Alaska wave buoy gets carried away

A Spoondrift wave buoy that ACEP’s researchers deployed as part of Sandia National Laboratories project to improve real-time forecasts of available wave energy, broke free of its mooring in Alaska just a week before its scheduled retrieval.

The buoy traveled over 200 miles from near Yakutat to near Cordova, Alaska (Image: Provided by ACEP)

Jeremy Kasper and Stephanie Jump, the researchers Alaska Center for Energy and Power (ACEP) from traveled to Yakutat, a community along the northeast coast of the Gulf of Alaska, to retrieve the buoy, as well seafloor oceanographic moorings.

The moorings were deployed as part of the Yakutat Wave Energy Project, funded by Bureau of Ocean Energy Management (BOEM). The project aims to assess the economic feasibility of installing wave energy converters in the area, as well as their potential environmental implications.

The wave buoy, able to provide live updates on ocean wave heights and directions, used for the Yakutat project, was originally anchored off Cannon Beach.

The solar-powered buoy broke free on September 28, 2018, and started its journey up the coast.

Its built-in GPS tracking feature allowed ACEP’s Alaska Hydrokinetic Energy Research Center team to get live location updates during its adventurous cruise.

A resident of Alaskan town of Cordova found the buoy more than 200 miles up north from its deployment location, and contacted the researchers early in November, after which the buoy was shipped back to the University of Alaska Fairbanks.
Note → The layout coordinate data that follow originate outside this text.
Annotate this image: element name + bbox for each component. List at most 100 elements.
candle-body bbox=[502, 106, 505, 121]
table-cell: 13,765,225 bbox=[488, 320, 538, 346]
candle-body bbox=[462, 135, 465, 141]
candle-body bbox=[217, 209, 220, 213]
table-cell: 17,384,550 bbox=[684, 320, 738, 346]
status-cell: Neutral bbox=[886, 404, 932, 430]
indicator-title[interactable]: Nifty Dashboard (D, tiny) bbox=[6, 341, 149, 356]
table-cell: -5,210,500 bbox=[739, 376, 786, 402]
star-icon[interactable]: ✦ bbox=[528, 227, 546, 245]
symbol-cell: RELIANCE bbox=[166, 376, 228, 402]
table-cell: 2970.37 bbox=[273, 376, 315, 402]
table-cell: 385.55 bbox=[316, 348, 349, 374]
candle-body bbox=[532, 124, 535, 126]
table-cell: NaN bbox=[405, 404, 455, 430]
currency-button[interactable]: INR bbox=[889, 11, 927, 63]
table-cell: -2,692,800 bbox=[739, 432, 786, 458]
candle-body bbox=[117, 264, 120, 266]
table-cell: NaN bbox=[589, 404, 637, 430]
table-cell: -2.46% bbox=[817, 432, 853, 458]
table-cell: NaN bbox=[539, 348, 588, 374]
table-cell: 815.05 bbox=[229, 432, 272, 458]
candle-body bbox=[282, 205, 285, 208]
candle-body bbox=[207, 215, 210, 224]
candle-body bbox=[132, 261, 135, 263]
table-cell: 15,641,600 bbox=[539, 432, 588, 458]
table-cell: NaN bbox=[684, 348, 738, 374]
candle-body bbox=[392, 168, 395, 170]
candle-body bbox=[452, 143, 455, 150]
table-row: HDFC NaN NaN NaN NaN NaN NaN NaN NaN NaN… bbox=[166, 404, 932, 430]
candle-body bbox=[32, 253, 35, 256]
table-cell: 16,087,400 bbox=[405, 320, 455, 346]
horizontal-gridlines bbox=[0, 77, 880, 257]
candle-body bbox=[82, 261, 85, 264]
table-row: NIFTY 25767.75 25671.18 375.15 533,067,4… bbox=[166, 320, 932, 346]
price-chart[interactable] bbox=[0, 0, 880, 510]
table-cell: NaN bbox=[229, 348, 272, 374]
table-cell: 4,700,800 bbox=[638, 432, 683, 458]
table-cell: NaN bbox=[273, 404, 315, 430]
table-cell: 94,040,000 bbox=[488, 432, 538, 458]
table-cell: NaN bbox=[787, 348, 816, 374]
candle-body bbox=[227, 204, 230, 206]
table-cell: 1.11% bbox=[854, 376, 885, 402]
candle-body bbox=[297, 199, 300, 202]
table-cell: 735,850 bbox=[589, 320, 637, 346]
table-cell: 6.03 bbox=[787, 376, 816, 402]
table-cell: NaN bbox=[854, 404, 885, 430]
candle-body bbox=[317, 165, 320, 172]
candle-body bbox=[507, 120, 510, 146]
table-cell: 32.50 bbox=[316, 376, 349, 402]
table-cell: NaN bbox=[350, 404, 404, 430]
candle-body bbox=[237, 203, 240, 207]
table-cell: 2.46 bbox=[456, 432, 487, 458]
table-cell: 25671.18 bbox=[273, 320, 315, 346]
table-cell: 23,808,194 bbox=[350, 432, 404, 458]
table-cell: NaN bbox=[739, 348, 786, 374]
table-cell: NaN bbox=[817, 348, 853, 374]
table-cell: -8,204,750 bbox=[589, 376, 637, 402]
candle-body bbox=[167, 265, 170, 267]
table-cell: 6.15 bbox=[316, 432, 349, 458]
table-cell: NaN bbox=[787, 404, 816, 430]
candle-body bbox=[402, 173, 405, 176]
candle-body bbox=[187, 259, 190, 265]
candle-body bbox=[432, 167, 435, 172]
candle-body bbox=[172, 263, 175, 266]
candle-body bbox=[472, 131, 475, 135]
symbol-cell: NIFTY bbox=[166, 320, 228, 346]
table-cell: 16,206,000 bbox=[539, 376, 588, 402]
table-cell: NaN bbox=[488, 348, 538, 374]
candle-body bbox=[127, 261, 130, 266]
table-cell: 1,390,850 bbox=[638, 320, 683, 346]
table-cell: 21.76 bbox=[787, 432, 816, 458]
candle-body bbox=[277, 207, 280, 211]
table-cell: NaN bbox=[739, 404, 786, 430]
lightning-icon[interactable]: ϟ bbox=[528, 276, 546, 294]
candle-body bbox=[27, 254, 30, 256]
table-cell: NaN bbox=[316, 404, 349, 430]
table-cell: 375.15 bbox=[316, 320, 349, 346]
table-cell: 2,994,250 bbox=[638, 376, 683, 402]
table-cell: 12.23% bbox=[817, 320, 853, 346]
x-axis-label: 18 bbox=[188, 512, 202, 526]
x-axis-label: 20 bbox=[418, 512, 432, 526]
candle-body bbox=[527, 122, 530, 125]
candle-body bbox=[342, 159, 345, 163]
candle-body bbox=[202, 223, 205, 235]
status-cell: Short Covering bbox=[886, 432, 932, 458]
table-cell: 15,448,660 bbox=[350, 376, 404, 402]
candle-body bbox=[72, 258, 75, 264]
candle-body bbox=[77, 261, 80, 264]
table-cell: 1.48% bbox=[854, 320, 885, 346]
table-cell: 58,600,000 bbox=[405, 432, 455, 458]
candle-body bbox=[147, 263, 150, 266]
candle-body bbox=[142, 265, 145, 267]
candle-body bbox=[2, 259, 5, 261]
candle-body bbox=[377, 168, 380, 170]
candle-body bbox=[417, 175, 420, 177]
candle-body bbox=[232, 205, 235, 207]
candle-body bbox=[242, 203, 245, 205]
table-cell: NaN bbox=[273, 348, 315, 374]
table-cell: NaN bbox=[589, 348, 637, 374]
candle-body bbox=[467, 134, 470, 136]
The Yakutat Wave Energy Project will collect scientific and technical data sufficient for complete economic feasibility assessment, and establish firm scientific understanding of seabed dynamics, ambient underwater noise, and fish and marine mammal presence and habitat requirements in the project area offshore Alaska.

The three-year project is expected to be completed in 2020.